The power plant has shut down and the sanitation system cannot treat the sewage. In the winter cold, fuel for heating and cooking was no longer available, aid agencies said.
"We do not sleep at all at night. We stayed awake the whole night because of the planes," said Umm Kamel, a mother of 11 baking bread on a wood fire in her home in Gaza.
Israel has denied a humanitarian crisis is unfolding and says it has allowed food and medicine convoys into Gaza daily.
U.S. President George W. Bush said Hamas - which the United States, Israel's main backer, deems a terrorist organisation - must take the first step towards a ceasefire.
"Another one-way ceasefire that leads to rocket attacks on Israel is not acceptable," Bush said in a weekly radio address.

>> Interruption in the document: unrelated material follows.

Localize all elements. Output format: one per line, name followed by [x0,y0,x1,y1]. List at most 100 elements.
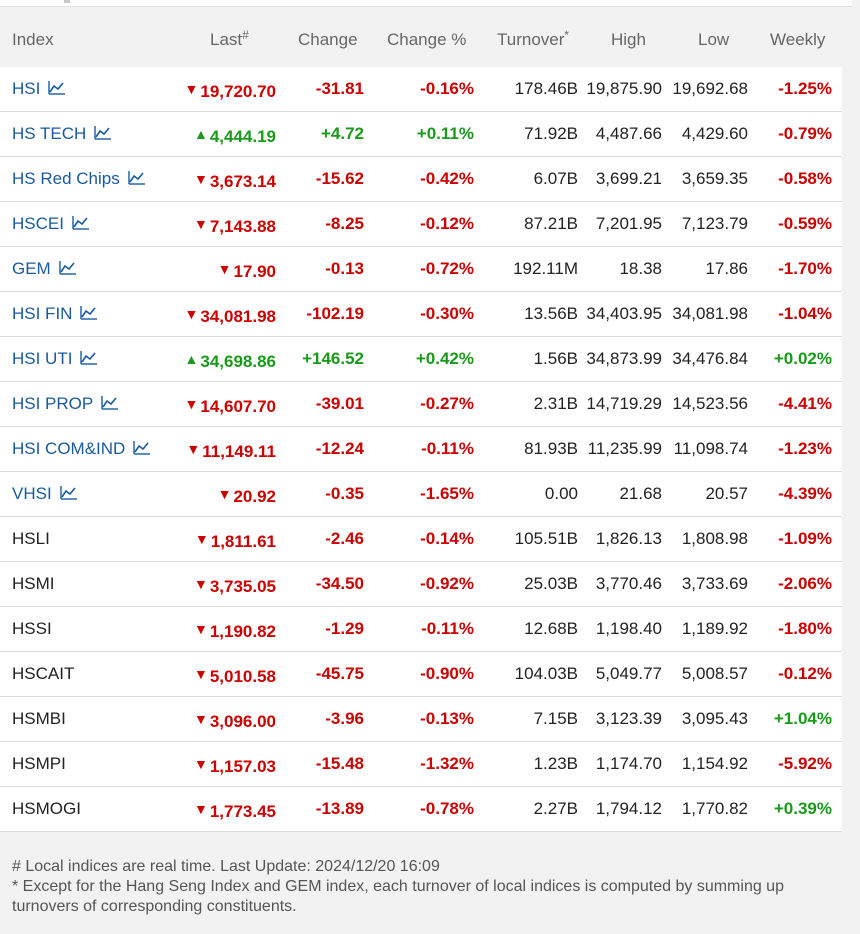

Israel occupied Gaza in the 1967 Middle East War and after Palestinian uprisings formally ended its military rule in 2005, although it still controls the borders.
International peace efforts aimed at creating an independent Palestinian state foundered after Hamas won elections in 2006 and drove Fatah forces loyal to Palestinian President Mahmoud Abbas from Gaza a year later.
Hamas called off a six-month truce with Israel last month and stepped up the rocket attacks, complaining at Israeli raids into Gaza and a continuing blockade of the enclave.